Cemetery Management had advised the location of the last resting place of Corporal Lawrence A. Bekelesky of B Company 121st Engineer Combat Division. It was when the Voyage had visited Padstow in Cornwall on the weekend of 17th/18th May that we first became aware of Lawrence Bekelesky (see Chapter 7), taking the opportunity to single out this young American GI as a symbolic example of all those men who crossed the Atlantic Ocean to join the fight for liberation. From Padstow the Voyage again touched the journey of these men of the Engineer Combat Division when performing the seaborne ceremony off Slapton Sands. With that event in mind the two veterans who attended, Don Reynolds and Irving Locker, were invited to lead this final intimate tribute.
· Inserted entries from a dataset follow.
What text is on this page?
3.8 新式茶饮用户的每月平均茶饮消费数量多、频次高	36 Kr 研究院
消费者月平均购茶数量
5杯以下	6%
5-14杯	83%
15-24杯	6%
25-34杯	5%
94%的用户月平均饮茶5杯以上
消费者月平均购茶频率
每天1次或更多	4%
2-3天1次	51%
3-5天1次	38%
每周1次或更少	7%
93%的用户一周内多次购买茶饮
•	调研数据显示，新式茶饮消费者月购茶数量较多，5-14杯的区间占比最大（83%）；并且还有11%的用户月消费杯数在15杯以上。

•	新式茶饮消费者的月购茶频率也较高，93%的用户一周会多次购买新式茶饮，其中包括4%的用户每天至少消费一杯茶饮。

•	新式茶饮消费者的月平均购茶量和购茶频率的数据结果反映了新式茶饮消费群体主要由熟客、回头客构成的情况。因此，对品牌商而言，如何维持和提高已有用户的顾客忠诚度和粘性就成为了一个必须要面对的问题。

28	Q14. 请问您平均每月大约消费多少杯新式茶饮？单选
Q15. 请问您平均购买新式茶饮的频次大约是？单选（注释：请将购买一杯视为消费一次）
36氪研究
corporal lawrence bekelsky

Both Don and Irving, along with those in the D-Day Revisited team, felt they had made close acquaintance with this 24-year-old soldier from Summit County, Ohio. We had followed Bekelesky’s whole journey from arrival into Gourock in Scotland to the West Country for training, to Slapton Sands, to Weymouth, and finally now to Omaha Beach on the Normandy Coast. Once again, both veterans recognised quite simply that they had been blessed with seventy years of life after D-Day which Lawrence Bekelesky and many of his comrades had been denied.

On Omaha Beach, men of the 121st Engineer Combat Battalion had breached the Atlantic Wall defences to create an exit from the bullet swept beach.

On this day of 7th June 2014, seventy years and one day after the scene of carnage at this exact place, a number of visitors gathered to witness this graveside ceremony. This was a group of friends paying respects to one man; one highly trained GI who lost his life a long way from Prideaux Place in Padstow and even further from his hometown in Ohio. None of us knew him, yet by a coincidence of discovery during the Anniversary Voyage of 1,000 miles, this soldier came to represent all the American GIs who fought and fell in the battle for freedom.

us and british veterans at colleville cemetery

The Piper played… Irving and Don laid the wreath; they stepped back and gave a stiff salute. Matching the youth of Corporal Lawrence Bekelesky and his Combat Engineers, these two young men of the Black Watch Regiment came to attention and gave their salute. The tribute over, an explanation was given to those who had walked over to join the group. The headstone and resting place were then left in peace once more, in the front row of the cemetery with an eternal grand view of Omaha Beach as the small waves softly tumbled at the waters edge.